Why were people so shocked in the summer of 2017 about the conditions and manning of the FITZGERALD and MCCAIN?
Do Congress and the American people have a better understanding and trust in the level of stewardship our Navy has for the ships they paid for?
Has accountability improved, or gotten worse?
It has been 16 years since the U.S. Navy—in what I consider a case of institutional cowardice—classified INSURV, as I wrote about in March of 2009.
Prior to that, a lot of us on the Navy side of the blogosphere did what we had done for years offline, talked about INSURV. They were unclassified. Even at the height of the Cold War, they were unclassified.
Then the Pentagon’s habit of hiding poor performance by over-classifying everything reached INSURV reports.
It was never about protecting national security. It was always about protecting people, programs, and leadership from accountability for their poor support in maintenance and manning on our ships.
Making INSURV classified did not make our Navy more safe or secure. It did not increase readiness. It did not bring more resources for parts and maintenance. All it did was make it harder to hold resources providers—Flag Officers and SES mostly—accountable.
To a person in the Navy blogosphere of the first Obama generation, we warned of this. History has proven us correct in this regard.
It is time again for me to make the call I have for 16 years.
If you want to increase accountability and transparency—and as a result have a more combat ready Navy—make INSURV unclassified again.
In honor of that, I am going to republish my March of 2009 post from when I found out that INSURV became classified. It aged well, and I stand behind every single word.
From March 2009. Apologies, but some of the links are dead and cannot be found in the internet archive, but I’ve left them there anyway:
Monday, March 02, 2009
Navy sets a thicker smoke screen
I don't know about you - but this makes me professionally embarrassed.
The Navy has classified regular reports about the material condition of its fleet, an about-face from when the reports were accessible as public documents under the Freedom of Information Act.
The reports, filed by the Board of Inspection and Survey, or InSurv, contain the findings of meticulous, days-long inspections that cover every detail of the workings of surface ships, aircraft carriers and submarines.
In December, InSurv president Rear Adm. Raymond Klein decided the reports were to be classified, said Linda Alvers, the FOIA coordinator for Fleet Forces Command. She said she did not know why. Also unclear was whether the classification order applied only to InSurvs performed after December, or whether it included reports from before then.
Neither Klein nor a representative for InSurv could be reached to comment for this story.

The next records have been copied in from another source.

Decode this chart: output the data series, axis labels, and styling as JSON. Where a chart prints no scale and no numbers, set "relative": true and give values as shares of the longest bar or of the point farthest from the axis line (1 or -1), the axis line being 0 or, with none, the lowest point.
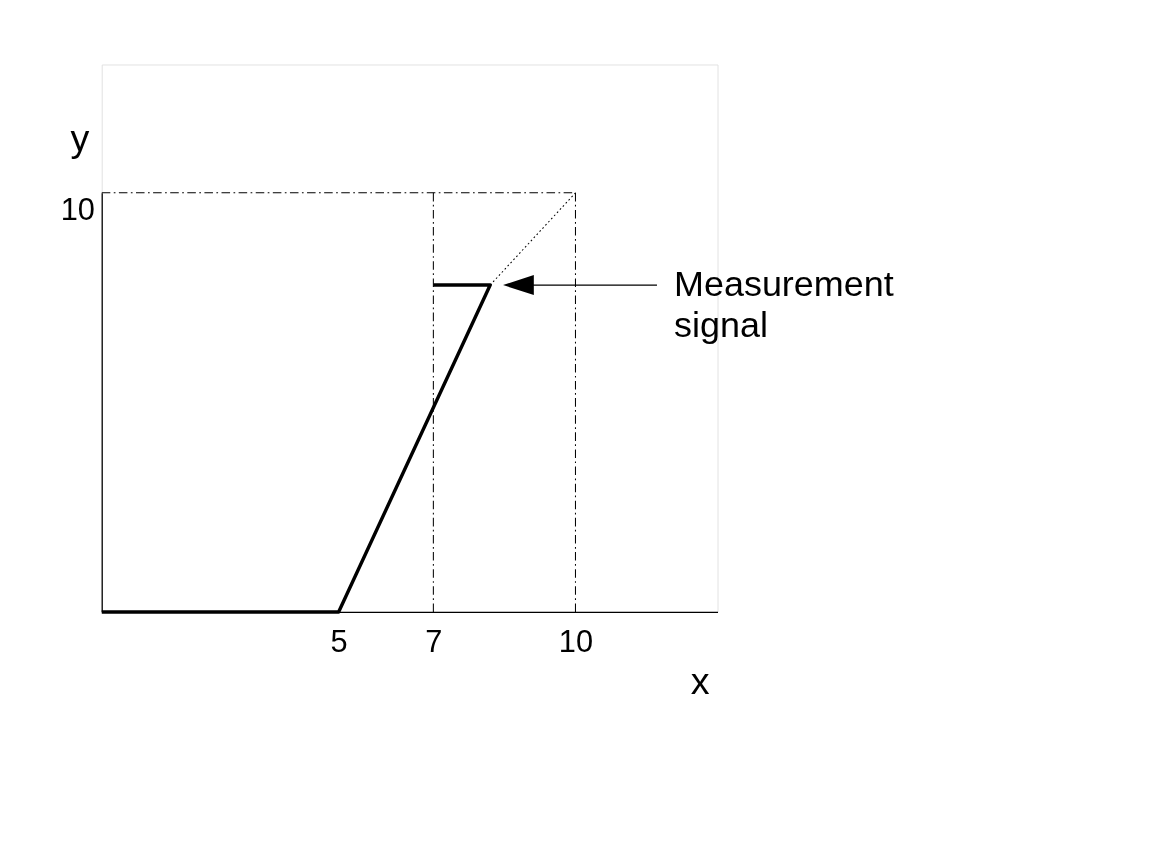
{
  "chart_data": {
    "type": "line",
    "xlabel": "x",
    "ylabel": "y",
    "xlim": [
      0,
      13
    ],
    "xticks": [
      5,
      7,
      10
    ],
    "relative": true,
    "grid": false,
    "legend": false,
    "marker": "none",
    "series": [
      {
        "color": "#000000",
        "line_style": "solid",
        "x": [
          0,
          5,
          8.2,
          7
        ],
        "values": [
          0,
          0,
          0.78,
          0.78
        ]
      },
      {
        "color": "#000000",
        "line_style": "dotted",
        "x": [
          8.2,
          10
        ],
        "values": [
          0.78,
          1
        ]
      },
      {
        "color": "#000000",
        "line_style": "dashed",
        "x": [
          0,
          10
        ],
        "values": [
          1,
          1
        ]
      },
      {
        "color": "#000000",
        "line_style": "dashed",
        "x": [
          7,
          7
        ],
        "values": [
          0,
          1
        ]
      },
      {
        "color": "#000000",
        "line_style": "dashed",
        "x": [
          10,
          10
        ],
        "values": [
          0,
          1
        ]
      }
    ],
    "annotations": [
      "10",
      "Measurement signal"
    ]
  }
}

InSurvs are circulated widely among commanders and technical authorities within the Navy, but seldom seen by civilians unless they’ve been specifically requested under freedom of information laws. Even then, Navy officials can redact the names of people; information about classified equipment; or trade secrets of shipbuilders or other venders.
Over the past year, InSurvs obtained by Navy Times have revealed severe problems aboard the cruiser Chosin, the destroyer Stout and the amphibious transport dock New Orleans.

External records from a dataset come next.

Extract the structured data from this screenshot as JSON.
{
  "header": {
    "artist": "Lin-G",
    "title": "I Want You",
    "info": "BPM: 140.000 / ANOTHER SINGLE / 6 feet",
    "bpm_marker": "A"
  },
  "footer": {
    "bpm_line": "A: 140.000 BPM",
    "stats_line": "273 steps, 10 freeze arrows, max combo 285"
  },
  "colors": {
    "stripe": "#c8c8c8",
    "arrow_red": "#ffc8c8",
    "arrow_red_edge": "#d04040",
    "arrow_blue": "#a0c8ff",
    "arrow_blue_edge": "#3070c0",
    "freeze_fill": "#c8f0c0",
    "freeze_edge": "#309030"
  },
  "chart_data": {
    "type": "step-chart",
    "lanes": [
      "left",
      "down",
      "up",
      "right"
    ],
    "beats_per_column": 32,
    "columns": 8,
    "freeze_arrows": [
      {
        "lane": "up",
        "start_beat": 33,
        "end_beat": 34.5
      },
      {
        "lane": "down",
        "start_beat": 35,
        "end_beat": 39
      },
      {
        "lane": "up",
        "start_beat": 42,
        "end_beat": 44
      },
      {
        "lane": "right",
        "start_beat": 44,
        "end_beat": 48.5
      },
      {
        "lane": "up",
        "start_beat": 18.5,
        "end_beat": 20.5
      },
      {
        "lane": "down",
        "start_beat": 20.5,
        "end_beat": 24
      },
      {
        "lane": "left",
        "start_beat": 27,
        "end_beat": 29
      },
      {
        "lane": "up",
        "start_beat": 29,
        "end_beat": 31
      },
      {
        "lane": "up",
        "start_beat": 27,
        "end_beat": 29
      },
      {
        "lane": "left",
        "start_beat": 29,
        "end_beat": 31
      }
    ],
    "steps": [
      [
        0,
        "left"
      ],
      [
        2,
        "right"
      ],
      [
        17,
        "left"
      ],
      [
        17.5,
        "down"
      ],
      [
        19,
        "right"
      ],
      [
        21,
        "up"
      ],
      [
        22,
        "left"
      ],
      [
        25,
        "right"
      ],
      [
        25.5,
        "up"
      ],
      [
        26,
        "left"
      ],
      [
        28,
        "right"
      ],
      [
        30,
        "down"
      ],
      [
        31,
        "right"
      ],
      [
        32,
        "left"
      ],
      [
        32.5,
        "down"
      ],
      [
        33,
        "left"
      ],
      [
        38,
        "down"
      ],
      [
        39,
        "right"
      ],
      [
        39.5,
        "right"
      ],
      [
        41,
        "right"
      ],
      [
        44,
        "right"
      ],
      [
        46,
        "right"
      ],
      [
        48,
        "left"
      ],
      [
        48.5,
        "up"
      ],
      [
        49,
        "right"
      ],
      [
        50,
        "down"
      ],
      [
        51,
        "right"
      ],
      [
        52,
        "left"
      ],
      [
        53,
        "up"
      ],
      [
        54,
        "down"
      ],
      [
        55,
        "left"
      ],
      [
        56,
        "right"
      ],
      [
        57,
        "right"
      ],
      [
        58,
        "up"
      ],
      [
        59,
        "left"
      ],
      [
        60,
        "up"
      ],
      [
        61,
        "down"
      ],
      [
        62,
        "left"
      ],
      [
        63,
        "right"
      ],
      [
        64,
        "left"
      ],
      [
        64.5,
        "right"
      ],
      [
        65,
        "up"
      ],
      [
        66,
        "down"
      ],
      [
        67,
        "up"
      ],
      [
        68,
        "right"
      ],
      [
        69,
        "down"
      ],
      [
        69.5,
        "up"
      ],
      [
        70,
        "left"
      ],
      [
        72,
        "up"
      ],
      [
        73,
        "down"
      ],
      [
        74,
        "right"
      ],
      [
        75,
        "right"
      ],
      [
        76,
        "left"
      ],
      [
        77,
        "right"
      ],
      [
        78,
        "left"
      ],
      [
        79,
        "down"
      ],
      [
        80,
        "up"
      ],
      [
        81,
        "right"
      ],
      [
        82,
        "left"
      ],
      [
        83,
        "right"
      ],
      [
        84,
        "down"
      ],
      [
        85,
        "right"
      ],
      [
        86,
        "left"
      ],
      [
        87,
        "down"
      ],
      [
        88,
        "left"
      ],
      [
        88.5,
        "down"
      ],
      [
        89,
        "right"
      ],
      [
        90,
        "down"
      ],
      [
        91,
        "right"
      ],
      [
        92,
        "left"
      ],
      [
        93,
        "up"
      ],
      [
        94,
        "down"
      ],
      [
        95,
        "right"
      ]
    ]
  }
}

The reports have also revealed when the Navy has taken delivery of well-built ships, including the amphibious transport dock Green Bay and the first littoral combat ship, the Freedom.
NB: look at the timeline. This has nothing to do with the new CINC - so keep that FOD out of the comments.

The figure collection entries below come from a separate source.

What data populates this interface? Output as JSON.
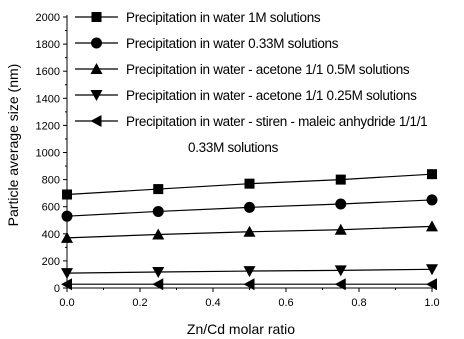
{
  "chart_data": {
    "type": "line",
    "xlabel": "Zn/Cd molar ratio",
    "ylabel": "Particle average size (nm)",
    "xlim": [
      0.0,
      1.0
    ],
    "ylim": [
      0,
      2000
    ],
    "x_ticks": [
      "0.0",
      "0.2",
      "0.4",
      "0.6",
      "0.8",
      "1.0"
    ],
    "y_ticks": [
      "0",
      "200",
      "400",
      "600",
      "800",
      "1000",
      "1200",
      "1400",
      "1600",
      "1800",
      "2000"
    ],
    "x": [
      0.0,
      0.25,
      0.5,
      0.75,
      1.0
    ],
    "grid": false,
    "legend_position": "top-left",
    "series": [
      {
        "name": "Precipitation in water 1M solutions",
        "marker": "square",
        "values": [
          690,
          730,
          770,
          800,
          840
        ]
      },
      {
        "name": "Precipitation in water 0.33M solutions",
        "marker": "circle",
        "values": [
          530,
          565,
          595,
          620,
          650
        ]
      },
      {
        "name": "Precipitation in water - acetone 1/1 0.5M solutions",
        "marker": "triangle-up",
        "values": [
          370,
          395,
          415,
          430,
          455
        ]
      },
      {
        "name": "Precipitation in water - acetone 1/1 0.25M solutions",
        "marker": "triangle-down",
        "values": [
          110,
          118,
          125,
          130,
          138
        ]
      },
      {
        "name": "Precipitation in water - stiren - maleic anhydride 1/1/1",
        "name_line2": "0.33M solutions",
        "marker": "triangle-left",
        "values": [
          28,
          28,
          28,
          28,
          28
        ]
      }
    ]
  }
}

However, combine this with the SECDEF's "shut up," and you have a more and more opaque system of review and accountability unprecedented in decades during both peace and war.
Read these INSURV posts, do you see anything classified?
How do you respond to someone with an objective mind trying to understand this decision but finds but one thing - a desire by the Navy to keep INSURV information from the taxpayer? The only other reason could be a desire to cover some systems in more depth - but we have been doing classified annexes on other subjects for years. Someone's PAO needs to come out and do some talking, because I don't know what to say to that person but - "Yep, that is what it looks like."
Galrahn made a good point Saturday,
I believe the current CG and DDG forces are the most important ships to the future Navy, particularly now that the Navy intends for them to serve 40 years. The material condition of those ships matters a great deal, and preventing the public from knowing the material condition of our ships with INSURV information insures that we do not get valid information that results from policy changes related to maintenance funding.
The bigger problem is Congress doesn't get good information either. Lets face it, unless they ask for it specifically, they will be unfortunate victims of the 'failed to mention that' syndrome that always trumps full disclosure.
That is a "Stump the Admiral" point.
I am sorry, but if we in the Navy wanted to regain some of the credibility and integrity that we have lost over the last decade due to the trainwreck that has been acquisition and material condition - then this is no way to do it.
I'll go back to what I have said for two decades now. Huge entities like Navies have changed forced on them from outside. That means the loss of ships and sailors. The Navy has continually performed worse over the decades. Material condition, seamanship, ship design, the GOFO mafia, LCS, DDG-1000. It is also an organization that instantly squelches any Jackie Fishers with ideas that are heretical. I just don't see any sunshine.
One can only imagine the INSURV reports for the LCS, DDG 1000, and CVN 78 class ships, if the INSURV for these ships were conducted with the same rigor as in the past.